Sign ups underway for Girls Who Code in Chico

When Build.com offered a community class to teach teen girls to develop software, the organizers thought they might have five to 10 girls.

They wound up with 40, with nearly 80 on the waiting list.

“Yeah, that was a bit of a surprise,” says spokesman Ryan Sanders of Build.com, a Chico-based internet home improvement business.

That was January, and the surprises continued, with 100 signing up for spring 2016 session based at Chico High School.

Ready for the next session which starts this month, there are now three school locations and instructors from two local tech companies participating.

The first orientation for the free program is Wednesday. Registration and details are through www.gocodechico.com

The local effort started last year when Build.com realized its workforce was primarily male and vacancies were hard to fill. Women employees had heard about Girls Who Code, a national nonprofit encouraging teen girls to learn coding and find employment in the tech sector.

It wasn’t just Build.com with empty seats, Sanders notes. Every tech company in Chico was having problems, pushing some to steal staff from other companies or reach out to metro areas. All the companies preferred to hire locally.

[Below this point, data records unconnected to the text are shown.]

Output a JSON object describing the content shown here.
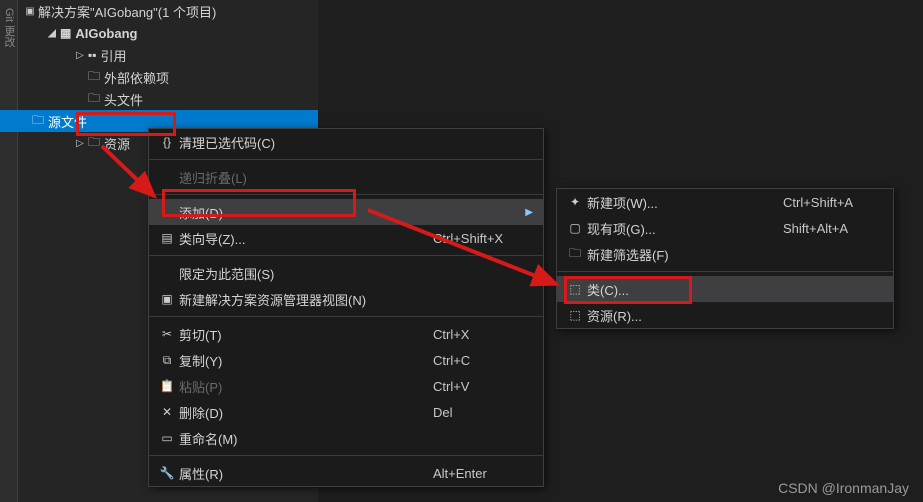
{
  "side_tab": "Git 更改",
  "tree": {
    "solution_label": "解决方案\"AIGobang\"(1 个项目)",
    "project": "AIGobang",
    "refs": "引用",
    "external": "外部依赖项",
    "headers": "头文件",
    "sources": "源文件",
    "resources": "资源"
  },
  "menu": {
    "clean": "清理已选代码(C)",
    "collapse": "递归折叠(L)",
    "add": "添加(D)",
    "class_wizard": "类向导(Z)...",
    "class_wizard_short": "Ctrl+Shift+X",
    "scope": "限定为此范围(S)",
    "new_view": "新建解决方案资源管理器视图(N)",
    "cut": "剪切(T)",
    "cut_short": "Ctrl+X",
    "copy": "复制(Y)",
    "copy_short": "Ctrl+C",
    "paste": "粘贴(P)",
    "paste_short": "Ctrl+V",
    "delete": "删除(D)",
    "delete_short": "Del",
    "rename": "重命名(M)",
    "properties": "属性(R)",
    "properties_short": "Alt+Enter"
  },
  "submenu": {
    "new_item": "新建项(W)...",
    "new_item_short": "Ctrl+Shift+A",
    "existing_item": "现有项(G)...",
    "existing_item_short": "Shift+Alt+A",
    "new_filter": "新建筛选器(F)",
    "class": "类(C)...",
    "resource": "资源(R)..."
  },
  "watermark": "CSDN @IronmanJay"
}
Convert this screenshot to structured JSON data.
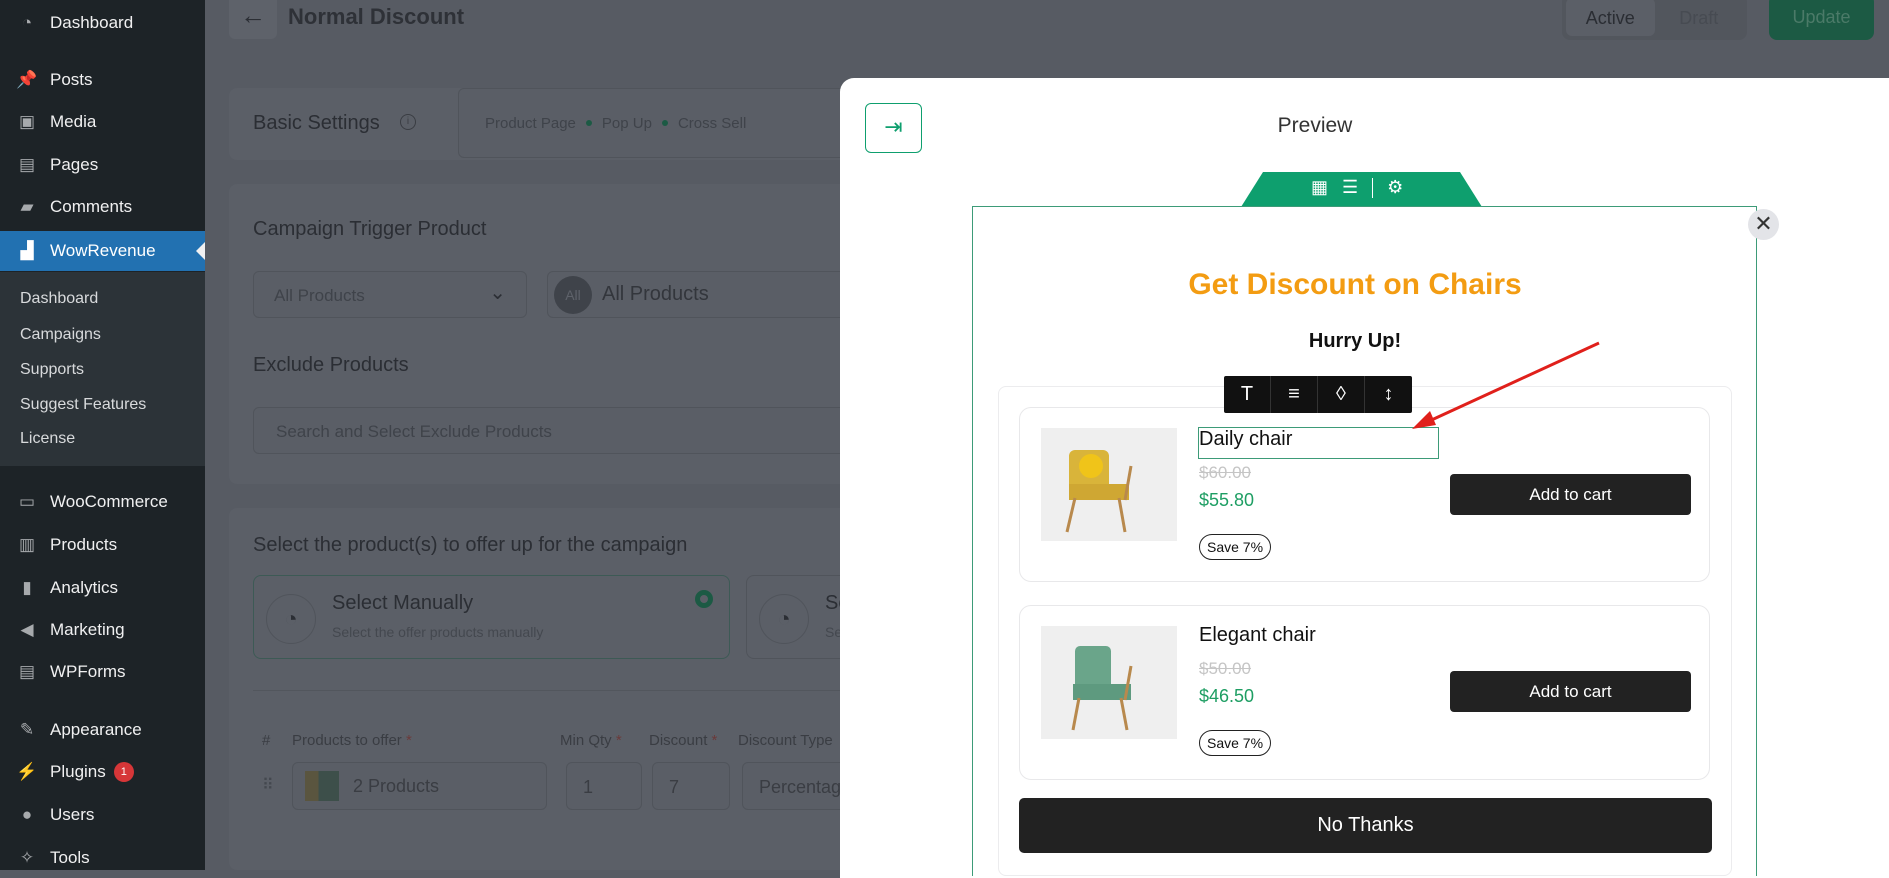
{
  "sidebar": {
    "items": [
      {
        "label": "Dashboard",
        "icon": "dashboard-icon"
      },
      {
        "label": "Posts",
        "icon": "pin-icon"
      },
      {
        "label": "Media",
        "icon": "media-icon"
      },
      {
        "label": "Pages",
        "icon": "pages-icon"
      },
      {
        "label": "Comments",
        "icon": "comment-icon"
      },
      {
        "label": "WowRevenue",
        "icon": "wowrevenue-icon"
      },
      {
        "label": "WooCommerce",
        "icon": "woo-icon"
      },
      {
        "label": "Products",
        "icon": "archive-icon"
      },
      {
        "label": "Analytics",
        "icon": "bar-chart-icon"
      },
      {
        "label": "Marketing",
        "icon": "megaphone-icon"
      },
      {
        "label": "WPForms",
        "icon": "form-icon"
      },
      {
        "label": "Appearance",
        "icon": "brush-icon"
      },
      {
        "label": "Plugins",
        "icon": "plug-icon",
        "badge": "1"
      },
      {
        "label": "Users",
        "icon": "user-icon"
      },
      {
        "label": "Tools",
        "icon": "wrench-icon"
      }
    ],
    "submenu": [
      "Dashboard",
      "Campaigns",
      "Supports",
      "Suggest Features",
      "License"
    ]
  },
  "header": {
    "title": "Normal Discount",
    "status_active": "Active",
    "status_draft": "Draft",
    "update": "Update"
  },
  "basic": {
    "title": "Basic Settings",
    "steps": [
      "Product Page",
      "Pop Up",
      "Cross Sell"
    ]
  },
  "trigger": {
    "title": "Campaign Trigger Product",
    "select": "All Products",
    "chip_icon": "All",
    "chip": "All Products"
  },
  "exclude": {
    "title": "Exclude Products",
    "placeholder": "Search and Select Exclude Products"
  },
  "offer": {
    "title": "Select the product(s) to offer up for the campaign",
    "manual_title": "Select Manually",
    "manual_desc": "Select the offer products manually",
    "second_title": "Se",
    "second_desc": "Se"
  },
  "table": {
    "headers": [
      "#",
      "Products to offer",
      "Min Qty",
      "Discount",
      "Discount Type"
    ],
    "row": {
      "products": "2 Products",
      "min_qty": "1",
      "discount": "7",
      "type": "Percentag"
    }
  },
  "preview": {
    "title": "Preview",
    "popup": {
      "heading": "Hurry Up!",
      "title": "Get Discount on Chairs",
      "title_color": "#f39c12",
      "no_thanks": "No Thanks",
      "products": [
        {
          "name": "Daily chair",
          "old_price": "$60.00",
          "price": "$55.80",
          "save": "Save 7%",
          "cta": "Add to cart",
          "color": "#d9b43a"
        },
        {
          "name": "Elegant chair",
          "old_price": "$50.00",
          "price": "$46.50",
          "save": "Save 7%",
          "cta": "Add to cart",
          "color": "#6aa58a"
        }
      ]
    }
  },
  "colors": {
    "accent": "#0e9f6e",
    "wp_blue": "#2271b1"
  }
}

Of the first session, Sanders said, “Never having done it before, we thought we might find some girls interested in spending more hours at school. The response was overwhelming.”

About half of the first session were sixth-graders.

Now meetings will be held at Chico and Pleasant Valley high schools, as well as Chico Country Day School. The program is still free and open to any girl in sixth through 12th grades.

“We have girls driving from Oroville to take part.”

Led by staff from Build.com and EXL Healthcare, also in Chico, the sessions are always 3:15-5:15 p.m. every Wednesday.

“If there’s no school that Wednesday, there’s no meeting either,” Sanders said, and there’s no homework.

Girls can work as quickly through the programming as they want. Once reaching the third skill level set out by the program, the girls graduate and have the opportunity to apply for an internship or job at a tech company.

Not only has Build.com made the pledge to intern or hire, but so have more than 40 other companies throughout California including tech giants like Facebook, Google and Pinterest, who have openings as designers, developers and more.

“One of the goals was to get girls into these good positions,” said Sanders, acknowledging that Build.com is hiring too.